Given the fact that Dustin Keller is the New York Jets' main source of offense when he plays, it will be up to Bradley's defense to shut him down. Keller has only logged 234 snaps on the season, but in four games he has caught 16 of his 20 targets.

Over the last two games, he is averaging nine targets and 80 yards a game. 12 of his 16 receptions have come from zero-to-nine yards out over the middle of the field. Which is a good indicator of who might draw coverage on the Purdue Boilermaker.

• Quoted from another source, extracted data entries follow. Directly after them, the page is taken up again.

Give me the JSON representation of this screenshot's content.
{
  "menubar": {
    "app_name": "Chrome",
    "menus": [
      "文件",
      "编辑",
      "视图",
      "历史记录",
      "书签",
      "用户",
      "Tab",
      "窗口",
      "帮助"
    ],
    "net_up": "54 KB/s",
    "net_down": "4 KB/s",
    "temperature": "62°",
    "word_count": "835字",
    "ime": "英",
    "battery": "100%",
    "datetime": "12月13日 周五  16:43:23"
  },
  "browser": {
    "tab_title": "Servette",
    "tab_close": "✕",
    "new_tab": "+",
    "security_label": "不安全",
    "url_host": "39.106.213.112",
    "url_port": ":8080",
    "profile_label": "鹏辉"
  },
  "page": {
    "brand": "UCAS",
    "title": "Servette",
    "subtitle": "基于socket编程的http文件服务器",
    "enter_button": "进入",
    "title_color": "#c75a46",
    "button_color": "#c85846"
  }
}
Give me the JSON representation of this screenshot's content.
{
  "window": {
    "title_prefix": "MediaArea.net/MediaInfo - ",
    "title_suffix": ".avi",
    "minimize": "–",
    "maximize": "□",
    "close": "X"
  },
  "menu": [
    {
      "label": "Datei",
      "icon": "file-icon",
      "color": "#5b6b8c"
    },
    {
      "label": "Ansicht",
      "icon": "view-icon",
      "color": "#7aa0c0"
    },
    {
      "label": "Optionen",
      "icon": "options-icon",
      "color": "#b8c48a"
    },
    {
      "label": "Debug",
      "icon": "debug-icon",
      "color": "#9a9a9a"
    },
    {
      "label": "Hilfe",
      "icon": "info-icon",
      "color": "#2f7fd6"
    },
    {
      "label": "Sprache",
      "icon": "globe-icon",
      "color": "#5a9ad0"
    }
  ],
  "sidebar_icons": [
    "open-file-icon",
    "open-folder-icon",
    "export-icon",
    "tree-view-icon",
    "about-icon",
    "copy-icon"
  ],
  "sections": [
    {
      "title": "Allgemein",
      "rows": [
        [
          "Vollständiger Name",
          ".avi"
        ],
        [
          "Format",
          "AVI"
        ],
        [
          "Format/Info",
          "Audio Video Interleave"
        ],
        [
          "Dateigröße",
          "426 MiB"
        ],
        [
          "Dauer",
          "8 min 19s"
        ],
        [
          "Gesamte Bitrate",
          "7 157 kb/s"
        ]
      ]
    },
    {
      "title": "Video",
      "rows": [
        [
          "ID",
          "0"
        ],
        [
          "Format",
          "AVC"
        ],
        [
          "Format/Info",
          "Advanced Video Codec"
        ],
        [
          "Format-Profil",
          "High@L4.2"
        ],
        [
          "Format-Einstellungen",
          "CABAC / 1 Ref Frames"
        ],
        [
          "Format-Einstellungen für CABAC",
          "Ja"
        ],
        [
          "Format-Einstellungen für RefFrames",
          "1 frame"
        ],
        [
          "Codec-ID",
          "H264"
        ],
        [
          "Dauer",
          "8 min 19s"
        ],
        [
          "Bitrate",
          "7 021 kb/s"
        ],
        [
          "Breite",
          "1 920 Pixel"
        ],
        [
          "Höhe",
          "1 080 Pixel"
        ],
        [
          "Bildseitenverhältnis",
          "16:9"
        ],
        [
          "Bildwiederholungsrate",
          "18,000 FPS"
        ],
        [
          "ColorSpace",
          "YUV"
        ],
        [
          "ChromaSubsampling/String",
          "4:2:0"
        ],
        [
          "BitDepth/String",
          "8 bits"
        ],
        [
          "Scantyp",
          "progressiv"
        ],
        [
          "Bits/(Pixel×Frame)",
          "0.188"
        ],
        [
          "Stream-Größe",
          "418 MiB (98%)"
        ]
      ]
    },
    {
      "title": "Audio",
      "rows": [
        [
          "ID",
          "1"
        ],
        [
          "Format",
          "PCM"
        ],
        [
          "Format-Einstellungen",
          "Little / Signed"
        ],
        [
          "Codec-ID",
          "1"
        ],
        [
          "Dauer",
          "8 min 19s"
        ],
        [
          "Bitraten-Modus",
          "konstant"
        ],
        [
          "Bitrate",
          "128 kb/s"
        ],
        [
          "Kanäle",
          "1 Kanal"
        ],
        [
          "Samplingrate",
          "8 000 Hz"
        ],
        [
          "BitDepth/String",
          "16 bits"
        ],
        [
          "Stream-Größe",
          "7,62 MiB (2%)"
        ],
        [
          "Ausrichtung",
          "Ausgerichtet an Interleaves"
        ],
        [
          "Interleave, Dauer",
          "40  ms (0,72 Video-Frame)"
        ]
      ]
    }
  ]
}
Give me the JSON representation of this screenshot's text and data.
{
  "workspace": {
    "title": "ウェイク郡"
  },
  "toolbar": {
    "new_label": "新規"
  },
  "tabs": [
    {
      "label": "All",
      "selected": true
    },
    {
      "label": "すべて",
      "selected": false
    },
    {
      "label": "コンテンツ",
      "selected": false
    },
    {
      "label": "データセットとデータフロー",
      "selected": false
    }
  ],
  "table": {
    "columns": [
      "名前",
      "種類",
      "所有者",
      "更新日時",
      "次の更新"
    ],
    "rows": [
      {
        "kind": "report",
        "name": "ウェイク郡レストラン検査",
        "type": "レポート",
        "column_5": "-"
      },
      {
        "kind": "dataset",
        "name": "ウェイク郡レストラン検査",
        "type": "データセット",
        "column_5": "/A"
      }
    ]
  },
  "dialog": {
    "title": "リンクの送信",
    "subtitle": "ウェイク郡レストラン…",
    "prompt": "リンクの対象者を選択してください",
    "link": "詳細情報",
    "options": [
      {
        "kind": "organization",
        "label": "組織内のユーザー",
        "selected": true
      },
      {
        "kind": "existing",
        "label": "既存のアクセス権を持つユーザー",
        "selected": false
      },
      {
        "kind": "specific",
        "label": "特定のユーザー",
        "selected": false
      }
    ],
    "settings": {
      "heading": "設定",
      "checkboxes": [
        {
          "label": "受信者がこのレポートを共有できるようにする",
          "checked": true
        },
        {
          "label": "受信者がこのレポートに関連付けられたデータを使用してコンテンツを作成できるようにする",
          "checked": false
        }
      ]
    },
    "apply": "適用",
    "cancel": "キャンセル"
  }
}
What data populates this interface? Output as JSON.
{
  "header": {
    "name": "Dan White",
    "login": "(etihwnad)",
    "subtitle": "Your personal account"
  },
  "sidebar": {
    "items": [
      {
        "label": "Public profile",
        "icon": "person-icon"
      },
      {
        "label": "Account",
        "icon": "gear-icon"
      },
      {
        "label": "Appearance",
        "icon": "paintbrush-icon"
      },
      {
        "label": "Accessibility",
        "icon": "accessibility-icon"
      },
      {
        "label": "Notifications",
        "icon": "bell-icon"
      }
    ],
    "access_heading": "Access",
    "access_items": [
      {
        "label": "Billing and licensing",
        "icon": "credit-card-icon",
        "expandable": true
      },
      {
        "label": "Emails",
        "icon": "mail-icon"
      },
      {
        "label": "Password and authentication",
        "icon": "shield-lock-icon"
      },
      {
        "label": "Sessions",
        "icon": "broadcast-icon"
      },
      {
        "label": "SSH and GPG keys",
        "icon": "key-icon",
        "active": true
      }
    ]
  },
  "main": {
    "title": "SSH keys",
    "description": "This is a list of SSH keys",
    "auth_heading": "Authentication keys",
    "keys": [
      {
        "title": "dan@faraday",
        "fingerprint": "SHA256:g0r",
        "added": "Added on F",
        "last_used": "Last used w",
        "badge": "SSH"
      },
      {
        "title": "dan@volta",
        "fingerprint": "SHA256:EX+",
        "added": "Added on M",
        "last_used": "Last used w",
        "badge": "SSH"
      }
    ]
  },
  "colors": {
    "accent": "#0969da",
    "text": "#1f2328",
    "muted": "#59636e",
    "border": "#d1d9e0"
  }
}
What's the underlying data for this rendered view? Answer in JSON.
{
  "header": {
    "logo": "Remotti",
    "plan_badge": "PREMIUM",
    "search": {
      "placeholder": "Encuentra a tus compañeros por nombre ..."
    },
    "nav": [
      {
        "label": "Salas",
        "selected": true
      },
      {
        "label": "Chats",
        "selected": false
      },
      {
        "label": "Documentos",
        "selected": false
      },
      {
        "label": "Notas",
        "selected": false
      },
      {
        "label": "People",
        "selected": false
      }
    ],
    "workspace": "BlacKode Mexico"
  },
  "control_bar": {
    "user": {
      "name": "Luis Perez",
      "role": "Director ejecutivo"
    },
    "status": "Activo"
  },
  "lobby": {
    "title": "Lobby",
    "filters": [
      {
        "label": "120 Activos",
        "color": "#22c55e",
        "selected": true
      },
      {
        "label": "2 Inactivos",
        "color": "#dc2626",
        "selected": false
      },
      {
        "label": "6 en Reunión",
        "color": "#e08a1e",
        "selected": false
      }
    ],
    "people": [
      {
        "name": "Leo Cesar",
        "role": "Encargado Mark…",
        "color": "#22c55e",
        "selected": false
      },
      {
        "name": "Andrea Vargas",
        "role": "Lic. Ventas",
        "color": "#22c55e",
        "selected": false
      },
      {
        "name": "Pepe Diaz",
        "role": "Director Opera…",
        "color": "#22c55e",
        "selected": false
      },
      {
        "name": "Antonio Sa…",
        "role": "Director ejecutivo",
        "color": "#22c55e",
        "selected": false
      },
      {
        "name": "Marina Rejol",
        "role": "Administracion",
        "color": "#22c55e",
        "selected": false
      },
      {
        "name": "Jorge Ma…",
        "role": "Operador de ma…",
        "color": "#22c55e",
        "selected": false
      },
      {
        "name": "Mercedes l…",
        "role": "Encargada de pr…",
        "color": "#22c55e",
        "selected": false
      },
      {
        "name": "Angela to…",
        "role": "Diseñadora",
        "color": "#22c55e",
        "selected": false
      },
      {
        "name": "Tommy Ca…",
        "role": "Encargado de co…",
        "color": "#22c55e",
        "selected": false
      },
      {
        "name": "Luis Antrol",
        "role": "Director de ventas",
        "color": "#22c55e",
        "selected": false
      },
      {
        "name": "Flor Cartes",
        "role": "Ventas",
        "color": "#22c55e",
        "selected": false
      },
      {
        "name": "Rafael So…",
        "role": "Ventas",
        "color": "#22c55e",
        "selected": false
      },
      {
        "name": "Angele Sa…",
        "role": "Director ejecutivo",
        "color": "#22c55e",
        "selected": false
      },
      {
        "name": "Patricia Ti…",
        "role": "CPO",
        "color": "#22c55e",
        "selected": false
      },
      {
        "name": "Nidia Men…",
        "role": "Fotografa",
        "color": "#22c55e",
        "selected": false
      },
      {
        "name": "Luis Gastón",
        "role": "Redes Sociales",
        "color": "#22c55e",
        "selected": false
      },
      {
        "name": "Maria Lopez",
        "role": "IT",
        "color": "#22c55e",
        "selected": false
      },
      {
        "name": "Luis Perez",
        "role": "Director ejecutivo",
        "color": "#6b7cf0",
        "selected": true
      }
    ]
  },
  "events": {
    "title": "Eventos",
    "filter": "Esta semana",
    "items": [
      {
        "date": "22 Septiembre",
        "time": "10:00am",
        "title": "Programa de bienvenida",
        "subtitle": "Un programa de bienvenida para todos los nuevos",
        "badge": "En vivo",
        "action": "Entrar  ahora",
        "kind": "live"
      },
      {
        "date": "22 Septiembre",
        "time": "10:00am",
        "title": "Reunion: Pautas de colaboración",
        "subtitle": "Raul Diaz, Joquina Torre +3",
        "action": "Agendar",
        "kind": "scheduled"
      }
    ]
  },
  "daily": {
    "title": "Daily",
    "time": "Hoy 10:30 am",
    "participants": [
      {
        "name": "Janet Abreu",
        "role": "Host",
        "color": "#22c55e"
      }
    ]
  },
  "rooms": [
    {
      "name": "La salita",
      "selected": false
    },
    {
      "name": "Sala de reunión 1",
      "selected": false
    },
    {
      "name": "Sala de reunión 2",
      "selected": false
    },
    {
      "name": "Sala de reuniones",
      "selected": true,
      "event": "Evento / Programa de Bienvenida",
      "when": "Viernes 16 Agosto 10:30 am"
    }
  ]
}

It's doubtful they treat Keller like Vernon Davis and Rob Gronkowski with safety help, so inside linebacker Bobby Wagner should get the call. Wagner has outperformed everyone's expectations through the Seahawks' first nine games. He has shown the ability to play the run and rush the passer at a high level. 

However, his numbers in coverage could afford a little bit of a bump. Don't get me wrong. He holds his own, but opposing quarterbacks have completed 13-of-15 passes against him for a quarterback rating of 96.9. He has shown improvement the last couple of weeks, but he needs to start breaking up some passes. 

The good thing is that tight ends don't have a high yards per catch average, and they don't garner many yards after the catch. With Keller finally looking healthy, Wagner's biggest test in coverage will come this weekend.